Sie wuselte etwas unwirsch mit der Hand über dem Tal des
Altars und verschwand wieder durch den Vorhang: Ich sollte das
Feuer entzünden, während sie die Medizin holte. Viel
fertiges Brennholz lag nicht da, aber für mich würde es
reichen. Ich schlug eine Rune hinein, und als Lennia mit einem
großen Topf wiederkam, stand klein, aber lodernd die heilige
Flamme.
"Du wirst es aus dem Topf schlucken müssen
kein sauberes Geschirr mehr im Haus. Andere waren vor dir
da..." bemerkte sie. "Hast du schon gesungen?"
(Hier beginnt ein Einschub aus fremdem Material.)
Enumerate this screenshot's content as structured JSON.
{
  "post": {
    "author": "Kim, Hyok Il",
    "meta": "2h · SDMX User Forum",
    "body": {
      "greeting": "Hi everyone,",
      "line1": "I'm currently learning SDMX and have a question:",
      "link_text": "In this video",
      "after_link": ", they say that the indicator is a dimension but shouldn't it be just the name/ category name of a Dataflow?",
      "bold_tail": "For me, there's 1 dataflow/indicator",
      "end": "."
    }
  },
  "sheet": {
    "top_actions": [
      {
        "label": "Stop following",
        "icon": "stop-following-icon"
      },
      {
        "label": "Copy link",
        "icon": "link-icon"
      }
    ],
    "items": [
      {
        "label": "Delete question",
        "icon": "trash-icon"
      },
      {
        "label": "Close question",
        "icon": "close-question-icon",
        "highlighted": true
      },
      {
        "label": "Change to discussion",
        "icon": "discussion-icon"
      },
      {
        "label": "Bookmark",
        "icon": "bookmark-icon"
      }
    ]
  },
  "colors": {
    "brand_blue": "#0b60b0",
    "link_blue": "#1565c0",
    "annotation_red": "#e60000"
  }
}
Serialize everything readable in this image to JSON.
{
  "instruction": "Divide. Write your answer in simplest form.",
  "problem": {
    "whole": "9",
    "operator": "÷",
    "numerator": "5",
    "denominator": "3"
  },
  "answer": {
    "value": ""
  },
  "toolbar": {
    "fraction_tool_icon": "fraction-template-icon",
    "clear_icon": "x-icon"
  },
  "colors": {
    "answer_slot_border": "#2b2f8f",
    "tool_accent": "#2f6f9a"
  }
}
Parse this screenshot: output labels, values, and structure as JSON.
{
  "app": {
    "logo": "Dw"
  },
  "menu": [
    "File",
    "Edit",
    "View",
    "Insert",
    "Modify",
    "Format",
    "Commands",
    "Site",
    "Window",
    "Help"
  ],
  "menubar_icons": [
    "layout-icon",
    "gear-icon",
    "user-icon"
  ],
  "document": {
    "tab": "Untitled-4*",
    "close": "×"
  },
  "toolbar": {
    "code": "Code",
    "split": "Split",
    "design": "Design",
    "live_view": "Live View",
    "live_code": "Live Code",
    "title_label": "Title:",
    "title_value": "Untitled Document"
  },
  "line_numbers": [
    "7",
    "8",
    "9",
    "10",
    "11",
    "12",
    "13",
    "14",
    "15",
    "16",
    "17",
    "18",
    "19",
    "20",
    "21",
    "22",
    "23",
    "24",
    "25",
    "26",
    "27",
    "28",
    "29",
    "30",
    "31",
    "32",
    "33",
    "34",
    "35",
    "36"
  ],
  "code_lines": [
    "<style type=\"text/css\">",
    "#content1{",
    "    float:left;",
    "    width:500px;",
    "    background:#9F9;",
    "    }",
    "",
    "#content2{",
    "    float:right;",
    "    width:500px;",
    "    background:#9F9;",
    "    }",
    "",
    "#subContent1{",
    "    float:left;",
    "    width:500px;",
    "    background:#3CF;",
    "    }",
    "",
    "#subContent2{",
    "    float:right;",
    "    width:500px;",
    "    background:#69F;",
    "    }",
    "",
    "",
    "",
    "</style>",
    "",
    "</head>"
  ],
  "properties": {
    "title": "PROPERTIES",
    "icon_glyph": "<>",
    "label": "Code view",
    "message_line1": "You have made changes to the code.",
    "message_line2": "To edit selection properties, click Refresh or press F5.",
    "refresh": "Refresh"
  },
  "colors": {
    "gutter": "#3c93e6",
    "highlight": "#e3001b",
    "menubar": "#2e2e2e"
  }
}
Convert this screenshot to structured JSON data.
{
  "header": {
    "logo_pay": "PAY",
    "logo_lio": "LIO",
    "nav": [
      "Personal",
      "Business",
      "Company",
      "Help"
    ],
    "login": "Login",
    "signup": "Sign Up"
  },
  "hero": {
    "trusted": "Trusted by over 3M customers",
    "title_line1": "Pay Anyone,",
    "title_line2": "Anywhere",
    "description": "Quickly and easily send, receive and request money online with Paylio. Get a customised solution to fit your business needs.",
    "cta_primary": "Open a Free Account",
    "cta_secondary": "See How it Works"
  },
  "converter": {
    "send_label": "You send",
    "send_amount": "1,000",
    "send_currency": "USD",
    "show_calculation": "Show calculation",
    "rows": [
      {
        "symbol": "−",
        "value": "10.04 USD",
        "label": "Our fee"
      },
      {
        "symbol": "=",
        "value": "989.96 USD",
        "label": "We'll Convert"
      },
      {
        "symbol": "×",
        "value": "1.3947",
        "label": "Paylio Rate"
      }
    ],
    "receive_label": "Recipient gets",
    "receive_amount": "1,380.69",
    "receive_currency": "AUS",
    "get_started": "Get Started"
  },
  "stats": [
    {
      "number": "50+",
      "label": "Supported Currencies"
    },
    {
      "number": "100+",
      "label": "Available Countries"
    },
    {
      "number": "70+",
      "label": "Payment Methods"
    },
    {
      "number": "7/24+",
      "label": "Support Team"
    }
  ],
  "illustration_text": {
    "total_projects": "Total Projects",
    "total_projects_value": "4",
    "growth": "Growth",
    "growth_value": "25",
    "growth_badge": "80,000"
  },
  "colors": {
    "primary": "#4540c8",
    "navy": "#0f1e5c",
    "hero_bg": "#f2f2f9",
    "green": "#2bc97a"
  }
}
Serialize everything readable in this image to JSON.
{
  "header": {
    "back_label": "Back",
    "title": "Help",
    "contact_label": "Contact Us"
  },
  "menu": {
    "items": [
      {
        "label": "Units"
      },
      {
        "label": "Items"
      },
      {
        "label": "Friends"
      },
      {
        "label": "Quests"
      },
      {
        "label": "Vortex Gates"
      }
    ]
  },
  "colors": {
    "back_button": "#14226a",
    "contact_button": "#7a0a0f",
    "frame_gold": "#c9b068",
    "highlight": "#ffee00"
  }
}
"Ich singe die ganze Zeit, wenn ich den Mund aufmache,"
wehrte ich ab. Bin schon fertig mit allen erdenklichen
Vorbereitungen und soweit, hieß das. Sie lächelte
honigsüß: "Es muß ja auch Vorteile haben,
ein Gott zu sein." Ich gab der alten Spötterin den
schönsten Aufschlag meines einzigen Auges: "Mein Gaumen
wird dafür noch schlimmer leiden müssen als der deiner
Menschenschüler." Denn ich wußte um den
scheußlichen Geschmack ihrer Gebräue. Aber schließlich
war das hier kein Met-Gelage. "Bist du überhaupt
nüchtern?" fragte sie noch überflüssigerweise.
"Meine Güte, für was hältst du mich, weise
Frau? Für einen möchtegern-germanischen Trunkenbold?"
Ich konnte mir ein Grinsen nicht verkneifen. Sie blitzte mich
an mit makellosen Zahnreihen, auf die ich hätte neidisch
werden können. "Dein donnernder Sohnemann soll
schließlich Ochsen im Ganzen verknuspern, kam mir zu Ohren.
Nicht gerade die Speerspitze des Vegetarismus..." lästerte
sie freundlich. Laß gut sein, winkte ich ab: "Ich trank
nur etwas Wein." (Sie wußte, daß ich nichts
esse.)
"Tabak muß sein!" Mit diesen Worten
reichte sie mir eine neue jungfräuliche Maisblatt-Zigarre.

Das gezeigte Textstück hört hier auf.